Maurício Duarte começou a customizar camisetas com pinturas à mão quando tinha 15 anos e acompanhava sua mãe em feiras de artesanato em Manaus. Indígena do povo Kaixana, o trabalho manual é tradição na família: a mãe esculpia e vendia peças de decoração em madeira; já a avó e a tia – ele cita as duas como suas principais inspirações – tinham como ofício a costura. “Para nós, o artesanato é um saber ancestral, que não pode ser perdido, mas é também uma necessidade de subsistência. Muitas das nossas técnicas são extremamente ancestrais, mas, no dia a dia, você cria o que for preciso para conseguir trabalhar”, conta o estilista.
Nascido em Manaus, o criador passou uma parte da primeira infância em Iranduba, a 40 quilômetros da capital amazonense, numa comunidade formada por indígenas e povos ribeirinhos, antes de se reinstalar com a família em sua cidade natal. Chegou a estudar desenho industrial, mas foi ao ganhar um concurso de vitrinismo do Senai que recebeu uma bolsa para estudar moda na Faculdade Santa Marcelina. Mudou-se para São Paulo e, em 2019, ano de sua formatura, abriu seu primeiro ateliê. “Em Manaus, não se fala muito sobre ser indígena, exceto quando são pessoas que vivem em contexto aldeado. Acabamos achando que nossas vivências são menos válidas por termos saído da aldeia, mas muitas vezes isso não é uma escolha”, conta o estilista. Os povos indígenas ainda sofrem muito preconceito e são alvo de estereótipos negativos, o que acaba inibindo a identificação e a reivindicação de suas origens.
Quatro anos após lançar sua marca, Maurício conquistou outro trunfo na moda: no fim de maio, fez seu desfile de estreia no São Paulo Fashion Week. A entrada no calendário da principal semana de moda do país traz mais visibilidade para o trabalho que o estilista vem desenvolvendo com sua marca, instalada no bairro de Pinheiros, onde confecciona suas peças e recebe seus clientes. Sempre presentes em suas criações, as referências às suas origens ganham destaque na nova coleção por meio do trabalho coma fibra de arumã. Vinda da planta originária da região Norte do país, também é usada na confecção de cestarias dos povos indígenas de diversas regiões do Amazonas.
O caráter artesanal e rústico da fibra de arumã é combinado à alfaiataria majoritariamente em preto e branco, em peças inspiradas no período da belle époque brasileira no Amazonas (1890 – 1920), caracterizado pelo auge do ciclo da borracha.
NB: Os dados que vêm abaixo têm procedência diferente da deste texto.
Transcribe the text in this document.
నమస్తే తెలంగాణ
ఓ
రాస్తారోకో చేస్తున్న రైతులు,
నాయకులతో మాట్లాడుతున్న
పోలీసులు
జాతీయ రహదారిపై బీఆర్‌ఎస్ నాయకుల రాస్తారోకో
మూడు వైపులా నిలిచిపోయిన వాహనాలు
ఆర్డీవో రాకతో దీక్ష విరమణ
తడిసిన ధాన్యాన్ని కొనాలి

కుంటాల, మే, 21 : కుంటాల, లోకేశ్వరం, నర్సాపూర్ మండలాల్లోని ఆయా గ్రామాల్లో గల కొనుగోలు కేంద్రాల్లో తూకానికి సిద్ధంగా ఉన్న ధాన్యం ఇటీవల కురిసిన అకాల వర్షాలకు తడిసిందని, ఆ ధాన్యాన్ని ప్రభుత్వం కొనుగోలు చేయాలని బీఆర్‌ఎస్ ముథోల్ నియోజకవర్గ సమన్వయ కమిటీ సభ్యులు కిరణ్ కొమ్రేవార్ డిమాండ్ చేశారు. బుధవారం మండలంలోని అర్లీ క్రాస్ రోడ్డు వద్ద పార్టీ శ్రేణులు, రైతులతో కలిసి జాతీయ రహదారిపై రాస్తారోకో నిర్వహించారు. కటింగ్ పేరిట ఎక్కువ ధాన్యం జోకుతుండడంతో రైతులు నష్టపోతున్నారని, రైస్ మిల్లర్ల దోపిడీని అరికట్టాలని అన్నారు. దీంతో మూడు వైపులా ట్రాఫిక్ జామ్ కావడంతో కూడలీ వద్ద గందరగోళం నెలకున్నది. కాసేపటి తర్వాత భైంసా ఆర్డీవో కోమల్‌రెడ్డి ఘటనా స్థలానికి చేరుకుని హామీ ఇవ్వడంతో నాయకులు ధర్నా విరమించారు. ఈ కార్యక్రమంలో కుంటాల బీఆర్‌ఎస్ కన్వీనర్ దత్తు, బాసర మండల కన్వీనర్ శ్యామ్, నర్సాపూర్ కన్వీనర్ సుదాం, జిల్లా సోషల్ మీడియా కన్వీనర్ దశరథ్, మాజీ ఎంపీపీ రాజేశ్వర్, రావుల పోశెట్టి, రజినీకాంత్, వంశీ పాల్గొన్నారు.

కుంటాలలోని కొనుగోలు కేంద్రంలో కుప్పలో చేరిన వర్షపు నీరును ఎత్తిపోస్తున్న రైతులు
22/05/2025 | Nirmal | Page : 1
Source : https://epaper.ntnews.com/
Esse momento de prosperidade se restringia aos brancos que ocupavam a região, enquanto os povos indígenas e negros trabalhavam na extração do látex das seringueiras. Por isso, as roupas estruturadas da burguesia da época, como corsets, saias com anáguas e chapéus são reinterpretadas por Maurício a partir da fibra e desfiladas exclusivamente em modelos indígenas e negras, simbolizando a devolução da riqueza que outrora lhes foi tirada.
O trabalho primoroso com uma matéria-prima regional e específica é resultado da parceria com artesãos indígenas de diferentes etnias no interior do Amazonas. Em especial, Janaína Baniwa, Fileto Baré e Carolina, José e Lucinda Curipaco, na comunidade do Areal, em São Gabriel da Cachoeira. Hoje, centenas de famílias amazonenses de mais de 12 etnias indígenas já são impactadas direta ou indiretamente pela marca. “Ver esse trabalho sendo apreciado no São Paulo Fashion Week como luxo pode fazer com que as pessoas tenham outro olhar sobre esse produto e sobre o artesanato. Estamos produzindo alta moda, mas vivemos com muito pouco”, afirma o estilista.
Ao contar sobre o processo, Maurício aponta a dificuldade de acesso ao local e logística de transporte do material, que o encarece. Para chegar a São Gabriel, é necessário um voo de cerca de três horas saindo de Manaus ou uma viagem de barco, que pode durar até três dias. O estilista também mostra, emocionado, vídeos que gravou dos artesãos trançando as fibras, enquanto se apresentam em português e em seus respectivos dialetos indígenas.
Com sua presença no São Paulo Fashion Week, ele espera inspirar outros jovens de origens similares e abrir portas e criar oportunidades para que as próximas gerações não sejam obrigadas a sair de suas cidades e regiões de origem para estudar no Sudeste, como aconteceu com ele. “Sou indígena, mas sou um estilista. Não quero ficar reduzido ao rótulo de estilista indígena ou manauara”, diz. “Sou a continuação dos meus ancestrais, mas não quero viver da mesma forma que eles tiveram que viver, e sofrer o mesmo apagamento que eles sofreram.”